Oleh: Erma Yulihastin* (Peneliti Sains Atmosfer)
Adik-adik, ada yang pernah naik pesawat? Jika Adik-adik naik pesawat, pilihlah tempat dekat jendela, lalu lihatlah pemandangan ke luar jendela. Apakah yang adik-adik lihat?
Yup, awan yang melayang-layang, ada yang tipis, ada yang tebal. Warna awan pun beragam, ada yang putih cemerlang, ada juga yang kelabu kelam. Bagaimana bentuk awan-awan itu? Aha, awan-awan yang tipis itu berbentuk seperti kapas-kapas raksasa, bukan?

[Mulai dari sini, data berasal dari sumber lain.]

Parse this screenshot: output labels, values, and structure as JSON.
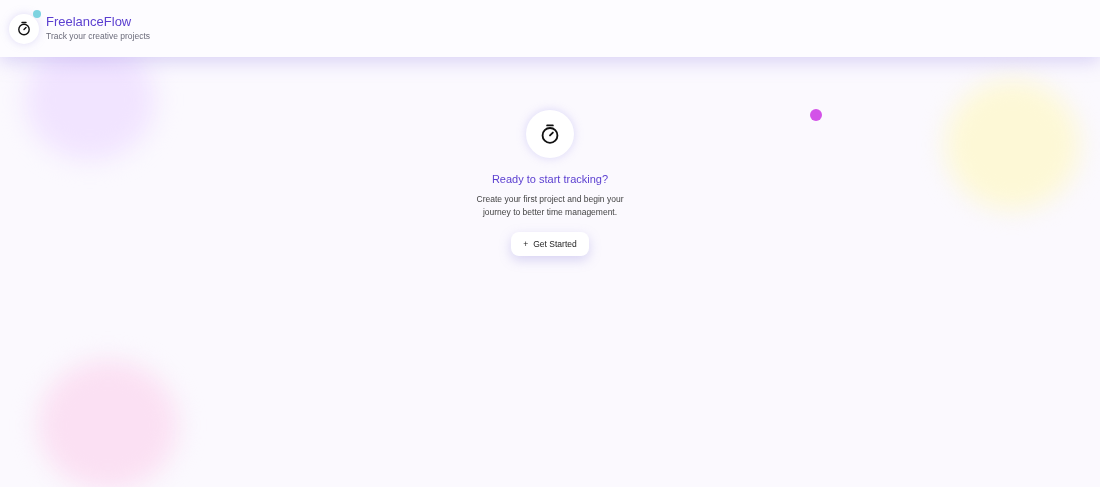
{
  "header": {
    "title": "FreelanceFlow",
    "subtitle": "Track your creative projects"
  },
  "empty_state": {
    "heading": "Ready to start tracking?",
    "message": "Create your first project and begin your journey to better time management.",
    "button": {
      "icon": "+",
      "label": "Get Started"
    }
  }
}
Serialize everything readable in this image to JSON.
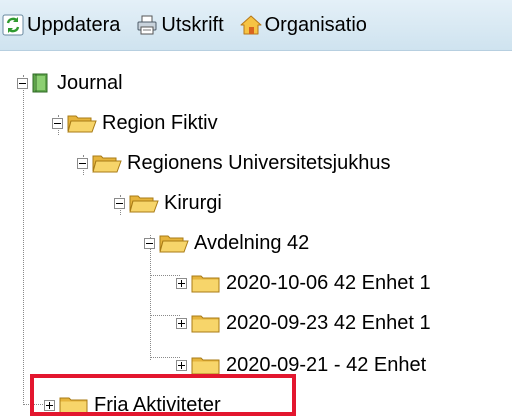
{
  "toolbar": {
    "buttons": [
      {
        "label": "Uppdatera",
        "icon": "refresh-icon"
      },
      {
        "label": "Utskrift",
        "icon": "printer-icon"
      },
      {
        "label": "Organisatio",
        "icon": "home-icon"
      }
    ]
  },
  "tree": {
    "root": {
      "label": "Journal",
      "icon": "book-icon",
      "expanded": true
    },
    "nodes": [
      {
        "label": "Region Fiktiv",
        "expanded": true,
        "open_folder": true
      },
      {
        "label": "Regionens Universitetsjukhus",
        "expanded": true,
        "open_folder": true
      },
      {
        "label": "Kirurgi",
        "expanded": true,
        "open_folder": true
      },
      {
        "label": "Avdelning 42",
        "expanded": true,
        "open_folder": true
      },
      {
        "label": "2020-10-06 42 Enhet 1",
        "expanded": false,
        "open_folder": false
      },
      {
        "label": "2020-09-23 42 Enhet 1",
        "expanded": false,
        "open_folder": false
      },
      {
        "label": "2020-09-21 - 42 Enhet",
        "expanded": false,
        "open_folder": false
      },
      {
        "label": "Fria Aktiviteter",
        "expanded": false,
        "open_folder": false,
        "highlighted": true
      }
    ]
  },
  "colors": {
    "highlight": "#e3162e",
    "toolbar_bg": "#d6e8f3",
    "folder": "#f2c94c"
  }
}
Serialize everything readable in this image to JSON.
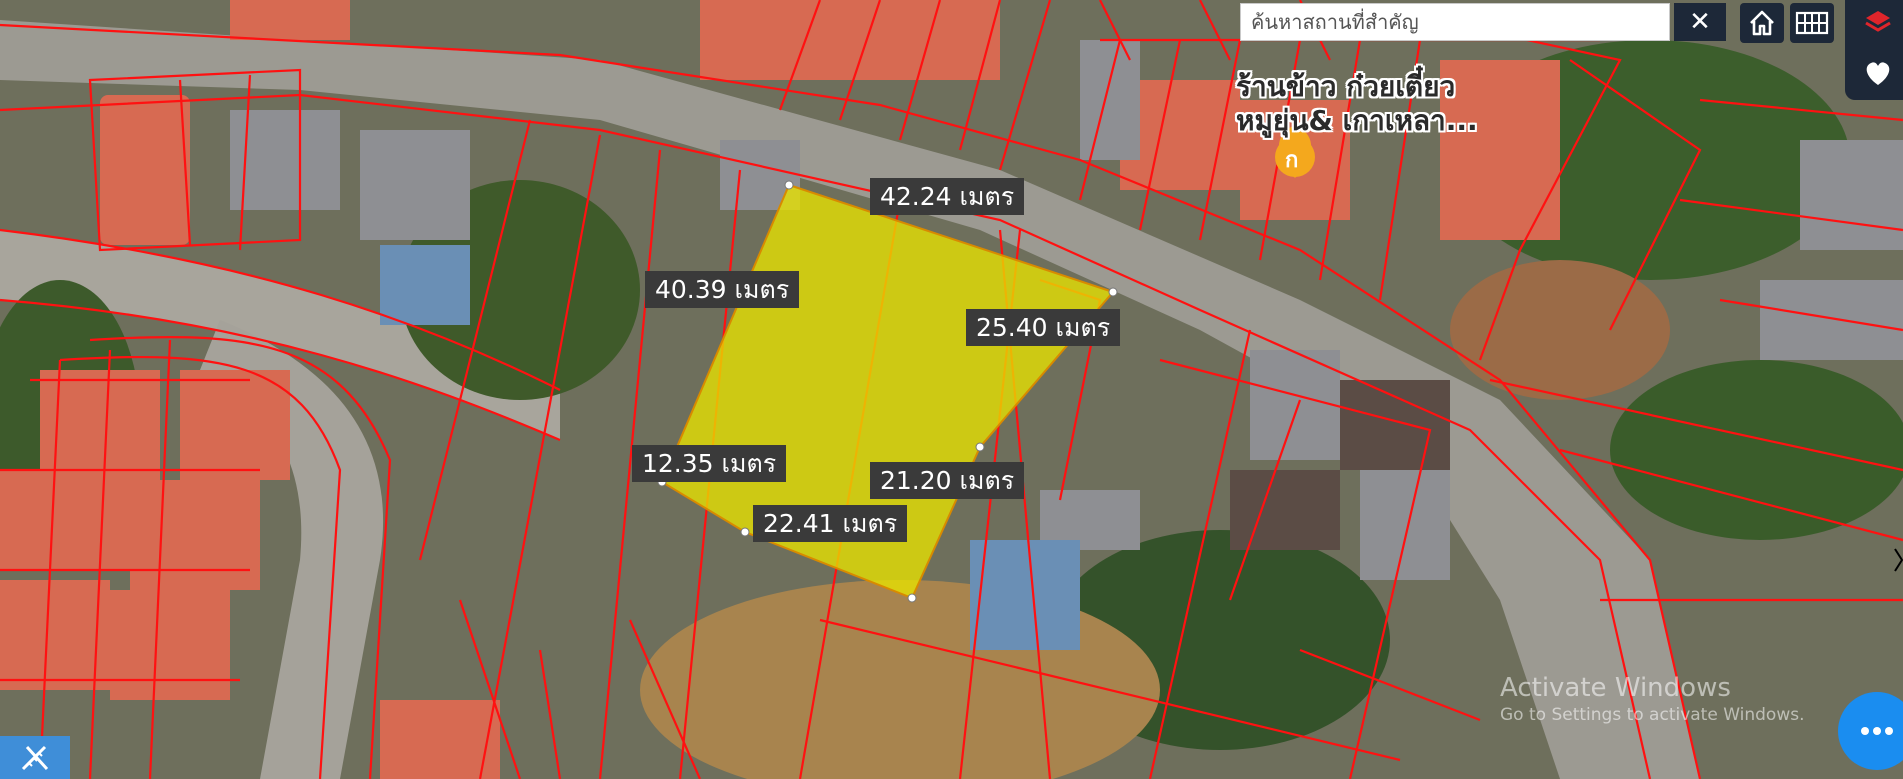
{
  "search": {
    "placeholder": "ค้นหาสถานที่สำคัญ",
    "value": "",
    "clear_label": "✕"
  },
  "toolbar": {
    "home_icon": "home-icon",
    "grid_icon": "grid-icon"
  },
  "side_panel": {
    "layers_icon": "layers-icon",
    "favorite_icon": "heart-icon"
  },
  "measurements": {
    "north_edge": "42.24 เมตร",
    "west_edge": "40.39 เมตร",
    "east_edge": "25.40 เมตร",
    "southwest_edge": "12.35 เมตร",
    "inner_edge": "21.20 เมตร",
    "south_edge": "22.41 เมตร"
  },
  "poi": {
    "line1": "ร้านข้าว ก๋วยเตี๋ยว",
    "line2": "หมูยุ่น& เกาเหลา...",
    "marker_label": "ก",
    "marker_color": "#f4a81d"
  },
  "parcel": {
    "fill_color": "#e8e300",
    "border_color": "#d88a00"
  },
  "overlay_color": "#ff1111",
  "watermark": {
    "line1": "Activate Windows",
    "line2": "Go to Settings to activate Windows."
  },
  "chat_icon": "chat-icon",
  "measure_tool_icon": "ruler-icon"
}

Jika awan-awan tipis yang putih cemerlang itu bak kapas-kapas raksasa, lalu bagaimana menurutmu sifat permukaannya? Kasar seperti permukaan kayu atau halus dan lembut bagaikan permukaan kapas?
Hmm… Adik-adik, saat kita menyentuh sifat permukaan suatu benda dan mencoba merasakannya, maka ini biasanya hanya berlaku untuk benda yang hampir seluruhnya terdiri dari zat padat atau cair.
Tapi bisakah Adik-adik menyentuh dan merasakan permukaan udara yang merupakan zat gas? Misalnya saja asap yang timbul dari kebakaran. Dapatkah Adik-adik merasakan permukaan asap? Ho ho.. tentu tidak bisa, bukan? Sama saja seperti asap, awan pun demikian.
Asap merupakan udara yang bercampur dengan partikulat padat hasil pembakaran, sedangkan awan adalah udara yang bercampur dengan uap air, es, dan salju. Meskipun ada zat padat seperti es dan salju, namun sebagian besar materi yang menyusun awan adalah gas. Apalagi letak awan melayang-layang di udara dan menyatu dengan atmosfer yang merupakan gas raksasa yang menyelimuti bumi.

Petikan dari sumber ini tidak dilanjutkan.